MovieChat Forums > Fort Apache the Bronx (1981) Discussion > how the four one precinct got its name

how the four one precinct got its name


Fans from the hinterlands might be interested in how the four one got its name. The house came under siege from angry denizens of the area so many times that a regular procedure nwas adapted to repel the attacks:Steel shutters would enclose the windows to protect the officers and civilian employees from flying glass, and handpicked officers would man the front steps with baseball bats, which commanded more respect than ordinary truncheons, robably due to the proximity of Yankee Stadium. During one of these raids, a desk officer was on the horn to One Police Plaza requesting reinforcements. The bureaucrat on the other end of the line stated in awe: "that place is just like Fort Apache in the movies, The officer said, "THAT'S IT--Fort Apache!", and a legend was born.

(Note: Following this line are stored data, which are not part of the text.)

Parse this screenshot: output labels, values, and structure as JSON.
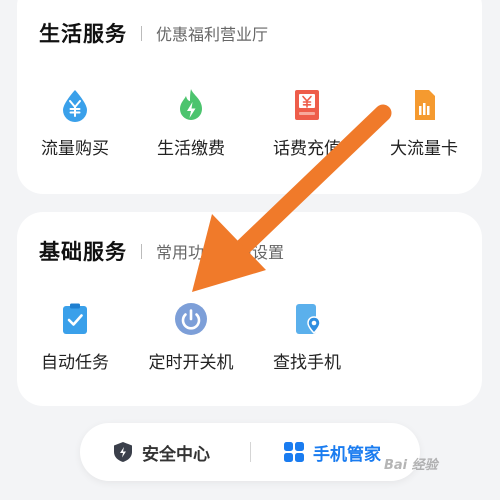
{
  "life_services": {
    "title": "生活服务",
    "subtitle": "优惠福利营业厅",
    "items": [
      {
        "label": "流量购买",
        "icon": "water-drop-yuan-icon"
      },
      {
        "label": "生活缴费",
        "icon": "flame-bolt-icon"
      },
      {
        "label": "话费充值",
        "icon": "bill-yuan-icon"
      },
      {
        "label": "大流量卡",
        "icon": "sim-card-icon"
      }
    ]
  },
  "basic_services": {
    "title": "基础服务",
    "subtitle": "常用功能快捷设置",
    "items": [
      {
        "label": "自动任务",
        "icon": "clipboard-check-icon"
      },
      {
        "label": "定时开关机",
        "icon": "power-icon"
      },
      {
        "label": "查找手机",
        "icon": "find-phone-icon"
      }
    ]
  },
  "bottom_bar": {
    "security_label": "安全中心",
    "manager_label": "手机管家"
  },
  "watermark": "Bai 经验",
  "colors": {
    "annotation_arrow": "#f07a2a",
    "accent_blue": "#1a7cf0",
    "icon_blue": "#3aa0ea",
    "icon_green": "#4cc46e",
    "icon_red": "#ee5d4a",
    "icon_orange": "#f59a2f"
  }
}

Hollywood heard about it and the rest is history

reply

I understand that the local citizens so burned out the neighborhood that
now that station is called "The Little House on the Prarie." In the
ghetto areas New York City would not rebuild burned out buildings.

reply

It was nicknamed Little House on the Prairie by the late 1980s but there's been so much redevelopment around it that the name has disappeared. Since the late '90s there has been a steady stream of new buildings going up in that area.

New York cop lingo has named other neighborhoods. Police slang was allegedly the origin of the famous Hell's Kitchen name which has endured since the 19th Century. The police also named the now-gone Tenderloin district in mid-Manhattan. That was the city's 1890s red-light district and "tenderloin" referred to the high "quality" of the graft and corruption available to officers assigned there. San Francisco's Tenderloin was named after the New York version and that name survived.

For a while the 44th Precinct in the West Bronx was known as Jungle Habitat, after the now-defunct "safari park" in New Jersey. I think the term was used by the police and the press, but rarely if ever by the residents. That name has also vanished since the '80s; I suspect few Bronxites remember it now.

reply

Can you imagine the shitstorm in the media these days if there was smartphone footage of a bunch of cops beating back angry people with baseball bats?